What is the effect of using student test scores to evaluate teachers?  Its demoralizing not only to teachers, but imagine the kid who says to herself, “today I am going to take a test that will decide if my teacher is hired or fired!”  What’s the effect of this in the school culture?  How would you approach the curriculum if you knew that student scores will affect your performance and job stability?  Wouldn’t you teach to the test?  Using pre-test vs post-test scores, Value Added Measures, and high-stakes tests are unsubstantiated methods that have very low reliability on the one hand, and are simply invalid on the other.  How can school board members vote to carry out such as plan in their own school district?  What are they thinking if they do this?

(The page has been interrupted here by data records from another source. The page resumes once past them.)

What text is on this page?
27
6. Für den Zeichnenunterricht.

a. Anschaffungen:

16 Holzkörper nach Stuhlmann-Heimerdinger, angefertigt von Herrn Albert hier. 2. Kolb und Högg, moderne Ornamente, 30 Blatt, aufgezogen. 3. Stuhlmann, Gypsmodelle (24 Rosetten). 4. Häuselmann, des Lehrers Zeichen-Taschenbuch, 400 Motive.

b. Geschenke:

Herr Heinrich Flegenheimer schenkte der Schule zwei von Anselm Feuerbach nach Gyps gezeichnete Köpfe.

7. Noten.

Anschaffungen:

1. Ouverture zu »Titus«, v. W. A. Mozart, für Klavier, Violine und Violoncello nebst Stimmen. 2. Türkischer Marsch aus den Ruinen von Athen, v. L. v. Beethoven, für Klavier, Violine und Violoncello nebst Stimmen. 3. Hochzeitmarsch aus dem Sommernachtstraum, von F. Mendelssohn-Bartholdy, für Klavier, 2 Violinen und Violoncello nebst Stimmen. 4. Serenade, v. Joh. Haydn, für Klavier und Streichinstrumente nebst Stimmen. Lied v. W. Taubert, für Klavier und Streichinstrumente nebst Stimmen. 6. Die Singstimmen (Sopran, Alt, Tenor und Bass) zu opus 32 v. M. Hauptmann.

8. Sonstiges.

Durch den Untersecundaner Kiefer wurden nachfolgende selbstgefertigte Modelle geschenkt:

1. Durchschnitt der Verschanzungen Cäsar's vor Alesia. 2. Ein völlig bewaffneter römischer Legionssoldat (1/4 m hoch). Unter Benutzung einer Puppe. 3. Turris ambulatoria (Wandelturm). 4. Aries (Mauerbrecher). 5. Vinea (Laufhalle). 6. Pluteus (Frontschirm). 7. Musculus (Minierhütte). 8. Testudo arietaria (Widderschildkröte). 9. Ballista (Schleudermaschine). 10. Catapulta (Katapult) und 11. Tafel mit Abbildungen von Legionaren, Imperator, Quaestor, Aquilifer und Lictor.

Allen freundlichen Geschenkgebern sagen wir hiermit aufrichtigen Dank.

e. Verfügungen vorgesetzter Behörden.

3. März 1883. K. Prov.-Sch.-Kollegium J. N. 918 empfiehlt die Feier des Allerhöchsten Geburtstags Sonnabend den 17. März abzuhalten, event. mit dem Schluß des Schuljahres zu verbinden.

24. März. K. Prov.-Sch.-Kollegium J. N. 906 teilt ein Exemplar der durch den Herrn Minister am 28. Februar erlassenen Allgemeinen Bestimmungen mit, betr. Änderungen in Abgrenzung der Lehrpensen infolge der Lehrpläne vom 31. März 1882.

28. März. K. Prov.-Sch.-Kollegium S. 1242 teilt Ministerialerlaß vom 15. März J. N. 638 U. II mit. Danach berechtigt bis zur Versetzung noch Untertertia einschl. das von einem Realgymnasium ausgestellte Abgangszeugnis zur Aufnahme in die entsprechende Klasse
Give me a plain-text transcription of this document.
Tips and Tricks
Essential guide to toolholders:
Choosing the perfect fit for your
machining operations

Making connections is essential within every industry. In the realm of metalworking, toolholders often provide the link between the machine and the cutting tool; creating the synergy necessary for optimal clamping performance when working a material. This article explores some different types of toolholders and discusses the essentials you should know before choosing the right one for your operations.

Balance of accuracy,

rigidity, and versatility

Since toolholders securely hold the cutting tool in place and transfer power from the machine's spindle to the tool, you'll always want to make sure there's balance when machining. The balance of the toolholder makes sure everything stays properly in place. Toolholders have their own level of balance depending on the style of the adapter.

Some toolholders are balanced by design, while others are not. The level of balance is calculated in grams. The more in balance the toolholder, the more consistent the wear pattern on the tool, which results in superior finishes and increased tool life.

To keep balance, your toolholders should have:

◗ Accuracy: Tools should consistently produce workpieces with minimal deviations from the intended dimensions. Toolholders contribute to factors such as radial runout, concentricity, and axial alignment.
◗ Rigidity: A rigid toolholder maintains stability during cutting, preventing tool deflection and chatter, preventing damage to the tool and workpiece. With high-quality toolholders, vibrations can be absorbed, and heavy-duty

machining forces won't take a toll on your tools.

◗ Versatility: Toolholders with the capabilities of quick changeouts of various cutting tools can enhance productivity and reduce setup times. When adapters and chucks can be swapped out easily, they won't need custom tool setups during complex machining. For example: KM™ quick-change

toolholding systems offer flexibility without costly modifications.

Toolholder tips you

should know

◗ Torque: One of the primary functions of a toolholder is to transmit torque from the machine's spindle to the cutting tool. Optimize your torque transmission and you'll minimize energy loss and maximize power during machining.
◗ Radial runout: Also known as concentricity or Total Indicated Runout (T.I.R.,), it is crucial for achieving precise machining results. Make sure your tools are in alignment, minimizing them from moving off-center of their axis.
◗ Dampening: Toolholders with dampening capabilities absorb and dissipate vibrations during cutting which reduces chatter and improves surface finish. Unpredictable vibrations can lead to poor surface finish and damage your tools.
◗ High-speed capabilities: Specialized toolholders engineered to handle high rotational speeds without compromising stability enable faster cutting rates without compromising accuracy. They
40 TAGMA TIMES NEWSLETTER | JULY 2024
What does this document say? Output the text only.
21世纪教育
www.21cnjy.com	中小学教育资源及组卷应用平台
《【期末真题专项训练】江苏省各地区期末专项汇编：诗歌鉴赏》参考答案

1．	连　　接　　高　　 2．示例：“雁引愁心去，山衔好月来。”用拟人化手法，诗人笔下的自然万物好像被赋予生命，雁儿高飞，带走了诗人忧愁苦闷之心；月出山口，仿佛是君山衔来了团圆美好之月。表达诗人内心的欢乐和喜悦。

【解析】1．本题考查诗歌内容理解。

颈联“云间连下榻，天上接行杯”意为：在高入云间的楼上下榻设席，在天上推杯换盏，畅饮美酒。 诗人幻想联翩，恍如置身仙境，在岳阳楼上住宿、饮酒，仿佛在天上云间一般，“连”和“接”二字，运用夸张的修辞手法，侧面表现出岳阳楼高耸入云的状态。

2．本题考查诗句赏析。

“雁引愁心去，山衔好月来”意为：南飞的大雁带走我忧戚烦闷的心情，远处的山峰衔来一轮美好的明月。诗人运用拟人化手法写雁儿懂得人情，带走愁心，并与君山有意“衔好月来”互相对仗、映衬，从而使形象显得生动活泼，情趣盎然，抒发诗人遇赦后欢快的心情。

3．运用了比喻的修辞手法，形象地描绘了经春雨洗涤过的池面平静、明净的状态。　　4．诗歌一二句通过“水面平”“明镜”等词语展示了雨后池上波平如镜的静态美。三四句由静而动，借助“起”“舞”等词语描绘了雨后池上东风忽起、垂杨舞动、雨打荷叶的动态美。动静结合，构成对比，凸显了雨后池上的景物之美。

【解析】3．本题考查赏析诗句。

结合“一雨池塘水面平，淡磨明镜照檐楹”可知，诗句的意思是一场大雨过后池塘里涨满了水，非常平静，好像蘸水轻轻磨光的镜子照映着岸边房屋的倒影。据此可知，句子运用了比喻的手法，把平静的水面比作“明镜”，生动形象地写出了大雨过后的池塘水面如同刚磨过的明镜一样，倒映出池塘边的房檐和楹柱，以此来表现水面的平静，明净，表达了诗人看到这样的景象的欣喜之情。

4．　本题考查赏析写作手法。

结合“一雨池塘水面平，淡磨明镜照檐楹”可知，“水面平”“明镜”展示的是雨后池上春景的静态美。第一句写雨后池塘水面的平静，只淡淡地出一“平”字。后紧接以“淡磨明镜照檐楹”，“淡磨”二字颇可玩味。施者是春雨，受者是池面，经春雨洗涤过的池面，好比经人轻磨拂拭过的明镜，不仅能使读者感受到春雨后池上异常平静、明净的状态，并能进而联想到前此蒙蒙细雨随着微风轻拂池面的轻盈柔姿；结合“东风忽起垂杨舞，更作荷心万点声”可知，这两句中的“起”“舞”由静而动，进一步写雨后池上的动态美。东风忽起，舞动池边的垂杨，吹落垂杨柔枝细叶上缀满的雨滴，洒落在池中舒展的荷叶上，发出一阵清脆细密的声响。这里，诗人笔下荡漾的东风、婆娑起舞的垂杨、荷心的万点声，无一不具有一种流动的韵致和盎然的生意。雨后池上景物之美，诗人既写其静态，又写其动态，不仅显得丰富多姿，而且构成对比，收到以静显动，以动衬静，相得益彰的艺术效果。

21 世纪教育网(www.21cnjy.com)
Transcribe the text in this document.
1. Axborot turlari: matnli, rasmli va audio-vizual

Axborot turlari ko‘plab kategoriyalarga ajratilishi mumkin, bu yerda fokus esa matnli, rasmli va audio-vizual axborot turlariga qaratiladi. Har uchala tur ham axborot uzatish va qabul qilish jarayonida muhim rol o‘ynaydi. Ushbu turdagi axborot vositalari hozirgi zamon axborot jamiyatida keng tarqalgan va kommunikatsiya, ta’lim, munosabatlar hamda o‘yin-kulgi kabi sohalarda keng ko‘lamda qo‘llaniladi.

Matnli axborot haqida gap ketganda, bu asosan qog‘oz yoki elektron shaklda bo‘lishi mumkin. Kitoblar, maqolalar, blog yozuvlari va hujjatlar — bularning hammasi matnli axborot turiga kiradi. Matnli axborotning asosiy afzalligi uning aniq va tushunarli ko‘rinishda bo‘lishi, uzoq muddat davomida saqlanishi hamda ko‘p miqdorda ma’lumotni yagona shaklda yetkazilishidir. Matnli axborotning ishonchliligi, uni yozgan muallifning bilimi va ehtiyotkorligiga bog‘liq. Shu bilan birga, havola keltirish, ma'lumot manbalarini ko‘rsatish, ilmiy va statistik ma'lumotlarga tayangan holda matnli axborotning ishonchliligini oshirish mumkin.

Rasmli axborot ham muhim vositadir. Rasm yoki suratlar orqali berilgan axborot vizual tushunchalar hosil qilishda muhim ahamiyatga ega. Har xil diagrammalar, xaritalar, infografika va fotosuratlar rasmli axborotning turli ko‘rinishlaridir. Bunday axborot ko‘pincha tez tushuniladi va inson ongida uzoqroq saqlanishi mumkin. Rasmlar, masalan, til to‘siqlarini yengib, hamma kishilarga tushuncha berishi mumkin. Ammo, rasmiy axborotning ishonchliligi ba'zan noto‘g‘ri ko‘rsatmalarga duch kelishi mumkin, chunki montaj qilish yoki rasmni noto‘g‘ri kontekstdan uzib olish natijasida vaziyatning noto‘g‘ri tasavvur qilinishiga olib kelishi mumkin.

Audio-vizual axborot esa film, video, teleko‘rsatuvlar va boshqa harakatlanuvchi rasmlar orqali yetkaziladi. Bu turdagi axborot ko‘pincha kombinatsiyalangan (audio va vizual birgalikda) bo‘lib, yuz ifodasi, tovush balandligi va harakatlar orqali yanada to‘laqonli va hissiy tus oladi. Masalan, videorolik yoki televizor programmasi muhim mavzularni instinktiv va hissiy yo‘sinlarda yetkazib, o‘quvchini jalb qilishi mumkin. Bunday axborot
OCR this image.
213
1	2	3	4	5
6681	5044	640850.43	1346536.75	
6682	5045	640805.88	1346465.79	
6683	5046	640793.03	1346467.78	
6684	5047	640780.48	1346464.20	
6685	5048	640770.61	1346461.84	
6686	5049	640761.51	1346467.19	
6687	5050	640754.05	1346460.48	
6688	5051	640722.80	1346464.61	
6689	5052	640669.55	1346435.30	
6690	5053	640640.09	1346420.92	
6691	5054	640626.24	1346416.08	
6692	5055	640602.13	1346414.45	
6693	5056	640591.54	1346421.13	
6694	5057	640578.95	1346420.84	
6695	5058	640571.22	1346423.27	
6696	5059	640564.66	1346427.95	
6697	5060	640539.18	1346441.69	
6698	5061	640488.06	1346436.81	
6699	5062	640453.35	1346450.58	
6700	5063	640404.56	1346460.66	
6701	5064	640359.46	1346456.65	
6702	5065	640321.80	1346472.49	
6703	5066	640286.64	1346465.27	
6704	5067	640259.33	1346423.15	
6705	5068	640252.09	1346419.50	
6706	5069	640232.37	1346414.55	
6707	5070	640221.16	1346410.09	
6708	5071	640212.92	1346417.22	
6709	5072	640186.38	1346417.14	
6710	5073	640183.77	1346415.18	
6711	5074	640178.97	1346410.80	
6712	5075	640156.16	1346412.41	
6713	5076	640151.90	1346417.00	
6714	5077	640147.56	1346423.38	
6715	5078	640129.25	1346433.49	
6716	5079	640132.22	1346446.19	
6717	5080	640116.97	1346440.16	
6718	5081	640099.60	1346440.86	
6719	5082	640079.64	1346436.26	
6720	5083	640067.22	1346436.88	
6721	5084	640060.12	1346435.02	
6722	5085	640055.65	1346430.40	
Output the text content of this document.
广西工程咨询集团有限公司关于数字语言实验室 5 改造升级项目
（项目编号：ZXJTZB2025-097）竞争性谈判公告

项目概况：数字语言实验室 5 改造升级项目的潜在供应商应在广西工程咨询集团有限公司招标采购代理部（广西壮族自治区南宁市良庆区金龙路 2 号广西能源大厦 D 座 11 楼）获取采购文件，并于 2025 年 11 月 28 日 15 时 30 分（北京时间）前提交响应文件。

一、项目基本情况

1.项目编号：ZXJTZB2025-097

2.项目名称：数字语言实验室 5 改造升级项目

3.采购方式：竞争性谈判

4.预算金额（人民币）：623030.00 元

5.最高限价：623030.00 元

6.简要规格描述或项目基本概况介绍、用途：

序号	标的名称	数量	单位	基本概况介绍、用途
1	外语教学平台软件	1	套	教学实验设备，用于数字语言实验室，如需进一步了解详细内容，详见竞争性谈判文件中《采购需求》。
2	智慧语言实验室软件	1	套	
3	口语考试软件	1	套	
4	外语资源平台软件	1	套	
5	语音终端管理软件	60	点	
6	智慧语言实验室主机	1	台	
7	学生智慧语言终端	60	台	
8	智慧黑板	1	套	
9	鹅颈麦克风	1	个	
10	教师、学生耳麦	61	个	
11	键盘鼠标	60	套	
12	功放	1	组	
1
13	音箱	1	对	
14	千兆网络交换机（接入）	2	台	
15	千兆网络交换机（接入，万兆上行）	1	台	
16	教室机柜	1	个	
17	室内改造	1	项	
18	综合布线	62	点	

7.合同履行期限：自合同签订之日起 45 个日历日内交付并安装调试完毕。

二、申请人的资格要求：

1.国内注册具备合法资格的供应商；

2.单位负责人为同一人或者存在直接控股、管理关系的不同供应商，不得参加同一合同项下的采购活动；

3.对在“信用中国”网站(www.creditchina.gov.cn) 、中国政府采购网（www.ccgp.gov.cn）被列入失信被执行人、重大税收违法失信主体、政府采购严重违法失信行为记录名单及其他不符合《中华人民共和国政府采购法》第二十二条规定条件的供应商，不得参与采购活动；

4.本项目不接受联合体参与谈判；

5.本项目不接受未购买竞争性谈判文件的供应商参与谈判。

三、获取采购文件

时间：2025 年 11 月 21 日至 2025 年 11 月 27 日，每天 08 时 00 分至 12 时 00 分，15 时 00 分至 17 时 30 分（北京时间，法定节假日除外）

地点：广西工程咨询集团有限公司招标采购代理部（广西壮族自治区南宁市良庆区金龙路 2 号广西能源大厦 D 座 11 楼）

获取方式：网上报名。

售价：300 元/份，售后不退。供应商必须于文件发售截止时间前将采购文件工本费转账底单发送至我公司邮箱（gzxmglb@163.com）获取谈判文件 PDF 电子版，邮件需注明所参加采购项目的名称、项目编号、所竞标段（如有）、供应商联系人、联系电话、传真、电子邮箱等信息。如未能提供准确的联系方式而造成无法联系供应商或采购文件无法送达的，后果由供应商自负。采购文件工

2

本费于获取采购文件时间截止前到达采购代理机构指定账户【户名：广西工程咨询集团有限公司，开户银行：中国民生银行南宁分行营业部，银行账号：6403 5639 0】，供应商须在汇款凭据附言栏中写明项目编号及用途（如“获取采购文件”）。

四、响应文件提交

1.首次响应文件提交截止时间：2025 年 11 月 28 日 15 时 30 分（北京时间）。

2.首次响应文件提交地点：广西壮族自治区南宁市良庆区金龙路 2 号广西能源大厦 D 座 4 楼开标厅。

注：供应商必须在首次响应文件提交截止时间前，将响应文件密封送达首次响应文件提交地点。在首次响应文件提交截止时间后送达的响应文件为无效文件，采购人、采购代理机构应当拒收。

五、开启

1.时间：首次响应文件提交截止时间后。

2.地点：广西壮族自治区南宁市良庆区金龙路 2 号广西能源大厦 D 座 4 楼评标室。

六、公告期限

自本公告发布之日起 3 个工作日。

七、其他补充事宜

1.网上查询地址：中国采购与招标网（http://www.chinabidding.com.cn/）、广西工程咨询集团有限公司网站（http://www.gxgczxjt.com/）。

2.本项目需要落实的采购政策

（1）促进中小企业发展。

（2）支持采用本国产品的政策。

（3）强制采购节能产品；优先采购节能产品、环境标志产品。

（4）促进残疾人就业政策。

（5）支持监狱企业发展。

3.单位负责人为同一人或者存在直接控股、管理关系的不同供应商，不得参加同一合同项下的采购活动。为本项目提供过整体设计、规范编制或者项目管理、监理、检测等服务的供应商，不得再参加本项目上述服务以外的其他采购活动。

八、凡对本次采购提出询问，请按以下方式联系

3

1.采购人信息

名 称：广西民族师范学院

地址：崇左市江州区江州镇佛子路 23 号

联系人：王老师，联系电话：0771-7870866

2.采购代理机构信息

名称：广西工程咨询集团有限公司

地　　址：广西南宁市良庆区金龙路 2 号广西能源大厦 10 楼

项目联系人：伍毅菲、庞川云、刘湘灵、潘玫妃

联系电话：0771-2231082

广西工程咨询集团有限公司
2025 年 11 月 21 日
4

Last year, a group of Georgia university professors, who are experts in the field of educational evaluation, posted a letter to Governor Deal, State School Superintendent Barge, as well as key politicians in the Georgia Legislature, and superintendents of school districts participating in Georgia’s Race to the Top.   The researchers provided detailed evidence that the teacher evaluation system that the Georgia Department of Education has created is not based on supporting research.  They raised the following concerns, and recommended that using student achievement scores to evaluate teachers should be postponed.  Their concerns included the following:

  1. Value Added Models are not proven;
  2. GA is not prepared to implement this evaluation model;
  3. This model is not the most useful way to spend education funds;
  4. Students will be adversely affected by this Value Added Model.

We need not only suspend the use of teacher evaluation systems based on student achievement gains, we need to think differently about schools.  We need to heed Einstein’s warning that we can’t solve the problems created by the current pattern of thought using the current pattern of thought.

My dear colleagues, school board members, school leaders, if you think student output as measured by achievement tests is a way to evaluate teacher effectiveness, please consider that you might be wrong.